Terry Henderson, who has known Mr. Wise for 30 years, believes that Mr. Wise intended to kill himself immediately afterward but that the gun jammed after one shot.
A doctor who entered the room after the shot and stayed with Mr. Wise for several minutes until security guards entered and subdued him told The Akron Beacon Journal that Mr. Wise tried frantically to unjam his gun, especially after he learned that his wife was still alive. (She died the next day.)
枪杀发生后，一位医生进入病房与怀斯共处了几分钟，后来保安进来按住了怀斯。医生告诉《阿克伦灯塔报》(Akron Beacon Journal)，那时候怀斯发现妻子还没有死，疯狂地想把枪修好。（芭芭拉直到第二天才死亡。）
“Oh, she’s alive. How could she still be alive?” Dr. Michael Passero Jr. recalled Mr. Wise as saying.
“啊！她还活着！她怎么可能还活着呢？”小迈克尔·帕塞罗(Micahel Passero Jr.)医生回忆怀斯说的话。
The couple lived quiet, deeply private lives, friends and relatives said. They raised a son, Mark, now 44, and lived in a quaint, red-brick bungalow that Ms. Wise kept meticulously neat. The son declined to be interviewed.
Mr. Wise, who wore an Amish-style beard, though he was raised Catholic, was a steelworker for 35 years before illness forced him to retire in the early 2000s. He met regularly with friends for morning coffee at a local restaurant.
But aside from that the couple seemed to rarely stray from home. Even neighbors who regularly saw them working in their flower garden knew little about them.

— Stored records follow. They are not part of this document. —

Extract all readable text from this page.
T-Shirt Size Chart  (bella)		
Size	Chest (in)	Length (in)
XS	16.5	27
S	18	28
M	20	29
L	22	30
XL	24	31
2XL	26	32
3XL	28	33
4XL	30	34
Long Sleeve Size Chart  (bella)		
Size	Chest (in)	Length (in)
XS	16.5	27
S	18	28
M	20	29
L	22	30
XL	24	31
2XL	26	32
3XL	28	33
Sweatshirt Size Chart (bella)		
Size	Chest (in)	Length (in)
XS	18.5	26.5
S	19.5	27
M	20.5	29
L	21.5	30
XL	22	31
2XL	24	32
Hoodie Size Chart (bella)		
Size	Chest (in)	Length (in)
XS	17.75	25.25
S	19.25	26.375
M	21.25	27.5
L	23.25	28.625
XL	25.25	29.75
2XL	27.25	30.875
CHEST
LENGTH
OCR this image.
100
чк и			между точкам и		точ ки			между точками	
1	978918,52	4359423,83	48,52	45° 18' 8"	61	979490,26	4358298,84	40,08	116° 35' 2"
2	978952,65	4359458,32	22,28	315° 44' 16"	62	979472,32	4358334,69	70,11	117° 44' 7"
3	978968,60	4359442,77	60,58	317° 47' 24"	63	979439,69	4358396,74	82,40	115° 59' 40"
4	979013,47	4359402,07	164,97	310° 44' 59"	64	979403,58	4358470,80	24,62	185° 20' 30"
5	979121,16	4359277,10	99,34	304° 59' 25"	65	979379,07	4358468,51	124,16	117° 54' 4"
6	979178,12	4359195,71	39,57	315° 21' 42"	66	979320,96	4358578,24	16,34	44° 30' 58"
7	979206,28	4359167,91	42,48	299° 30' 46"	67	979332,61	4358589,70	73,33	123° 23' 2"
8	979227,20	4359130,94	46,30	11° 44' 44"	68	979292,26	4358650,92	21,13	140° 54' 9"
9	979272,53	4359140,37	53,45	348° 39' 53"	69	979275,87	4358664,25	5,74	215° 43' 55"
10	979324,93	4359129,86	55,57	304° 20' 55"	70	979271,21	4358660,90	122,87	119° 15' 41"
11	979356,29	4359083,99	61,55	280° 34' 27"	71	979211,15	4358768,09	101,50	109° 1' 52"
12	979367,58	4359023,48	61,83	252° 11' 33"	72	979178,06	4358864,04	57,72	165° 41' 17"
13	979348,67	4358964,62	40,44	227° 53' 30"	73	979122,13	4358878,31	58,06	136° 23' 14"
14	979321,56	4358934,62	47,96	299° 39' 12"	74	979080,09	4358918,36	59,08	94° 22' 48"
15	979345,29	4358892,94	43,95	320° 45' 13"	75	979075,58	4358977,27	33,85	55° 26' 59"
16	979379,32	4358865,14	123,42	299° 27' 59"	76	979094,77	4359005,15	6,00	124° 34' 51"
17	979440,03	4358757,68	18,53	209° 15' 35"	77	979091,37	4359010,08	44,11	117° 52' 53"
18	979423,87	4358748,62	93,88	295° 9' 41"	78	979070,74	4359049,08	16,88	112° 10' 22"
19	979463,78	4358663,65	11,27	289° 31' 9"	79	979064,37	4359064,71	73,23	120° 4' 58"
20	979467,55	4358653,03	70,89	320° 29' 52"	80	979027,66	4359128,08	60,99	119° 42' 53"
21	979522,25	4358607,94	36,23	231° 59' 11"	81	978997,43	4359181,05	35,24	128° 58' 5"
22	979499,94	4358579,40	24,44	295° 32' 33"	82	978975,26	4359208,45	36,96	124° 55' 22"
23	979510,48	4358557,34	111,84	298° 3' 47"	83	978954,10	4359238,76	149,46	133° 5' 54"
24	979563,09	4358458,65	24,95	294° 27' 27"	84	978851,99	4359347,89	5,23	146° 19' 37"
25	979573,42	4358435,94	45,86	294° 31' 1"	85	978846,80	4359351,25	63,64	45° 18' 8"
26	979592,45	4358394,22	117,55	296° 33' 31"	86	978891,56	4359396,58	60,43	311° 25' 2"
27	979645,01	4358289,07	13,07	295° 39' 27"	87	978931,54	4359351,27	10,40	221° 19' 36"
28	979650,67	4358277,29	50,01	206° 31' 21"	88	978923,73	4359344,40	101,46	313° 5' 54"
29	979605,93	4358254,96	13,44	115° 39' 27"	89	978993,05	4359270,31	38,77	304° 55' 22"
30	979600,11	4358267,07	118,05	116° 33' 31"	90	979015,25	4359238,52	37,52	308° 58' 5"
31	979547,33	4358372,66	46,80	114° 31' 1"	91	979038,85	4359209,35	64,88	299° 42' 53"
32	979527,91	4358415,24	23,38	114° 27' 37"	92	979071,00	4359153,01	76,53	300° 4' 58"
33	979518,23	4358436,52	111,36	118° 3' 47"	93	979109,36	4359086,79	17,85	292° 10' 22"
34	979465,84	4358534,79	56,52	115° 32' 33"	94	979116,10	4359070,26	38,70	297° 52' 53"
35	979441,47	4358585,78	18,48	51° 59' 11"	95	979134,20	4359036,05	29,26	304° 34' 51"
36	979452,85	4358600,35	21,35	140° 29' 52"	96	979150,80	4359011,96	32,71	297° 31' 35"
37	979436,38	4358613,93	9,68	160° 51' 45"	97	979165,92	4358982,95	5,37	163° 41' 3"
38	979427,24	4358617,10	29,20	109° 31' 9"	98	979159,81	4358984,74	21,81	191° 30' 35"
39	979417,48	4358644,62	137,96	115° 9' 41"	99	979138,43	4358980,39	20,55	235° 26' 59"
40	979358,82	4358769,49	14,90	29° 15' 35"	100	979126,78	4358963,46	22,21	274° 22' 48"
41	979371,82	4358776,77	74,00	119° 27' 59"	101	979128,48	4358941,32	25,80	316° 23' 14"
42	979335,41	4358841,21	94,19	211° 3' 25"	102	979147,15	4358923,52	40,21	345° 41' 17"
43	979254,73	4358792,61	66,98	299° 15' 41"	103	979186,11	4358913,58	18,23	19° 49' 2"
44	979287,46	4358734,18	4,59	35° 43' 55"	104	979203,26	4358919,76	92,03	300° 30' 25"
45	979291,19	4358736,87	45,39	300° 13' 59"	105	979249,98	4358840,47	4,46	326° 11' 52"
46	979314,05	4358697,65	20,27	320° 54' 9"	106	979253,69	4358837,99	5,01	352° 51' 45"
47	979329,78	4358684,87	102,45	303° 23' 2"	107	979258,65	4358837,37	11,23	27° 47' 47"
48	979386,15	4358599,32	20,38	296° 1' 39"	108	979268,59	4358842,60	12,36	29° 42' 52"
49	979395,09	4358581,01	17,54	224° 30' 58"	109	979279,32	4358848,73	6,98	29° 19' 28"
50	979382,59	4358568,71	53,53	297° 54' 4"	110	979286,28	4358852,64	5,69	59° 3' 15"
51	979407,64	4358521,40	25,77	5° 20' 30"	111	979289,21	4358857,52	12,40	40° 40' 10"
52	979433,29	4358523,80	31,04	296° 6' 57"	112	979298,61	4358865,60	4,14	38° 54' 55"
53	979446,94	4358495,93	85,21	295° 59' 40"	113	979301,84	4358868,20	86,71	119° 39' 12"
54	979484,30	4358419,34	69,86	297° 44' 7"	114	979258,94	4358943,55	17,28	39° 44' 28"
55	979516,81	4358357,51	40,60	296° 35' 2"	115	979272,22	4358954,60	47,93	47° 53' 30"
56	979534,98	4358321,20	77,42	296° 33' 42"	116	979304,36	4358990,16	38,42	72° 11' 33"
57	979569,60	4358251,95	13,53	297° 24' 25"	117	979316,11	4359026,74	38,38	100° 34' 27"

Ms. Wise’s only sister, who lives 25 miles south of here in Mineral City, said she had not even known Ms. Wise was sick until after the shooting.
“They were really friendly people, but they liked to be by themselves,” said the sister, Sandra Schafrath.
Ms. Schafrath said she believed Mr. Wise was her sister’s first serious boyfriend. He was easygoing and big and muscular, until illness wore him down, Ms. Schafrath said. She said she had never heard the couple argue.
“They were in love, there’s no doubt,” she said. “She would say something funny and he would say, ‘Oh, Barbie.’ ”
The Wises’ story was not supposed to end this way, said Mr. Henderson, the family friend. Mr. Wise had told him years ago as his illnesses got worse that he was sure he would die before his wife. He even made a detailed list for her of things to do and numbers to call when he died.
“That’s how much this guy loved his wife,” Mr. Henderson said. “He wanted to make life as easy as possible for her.”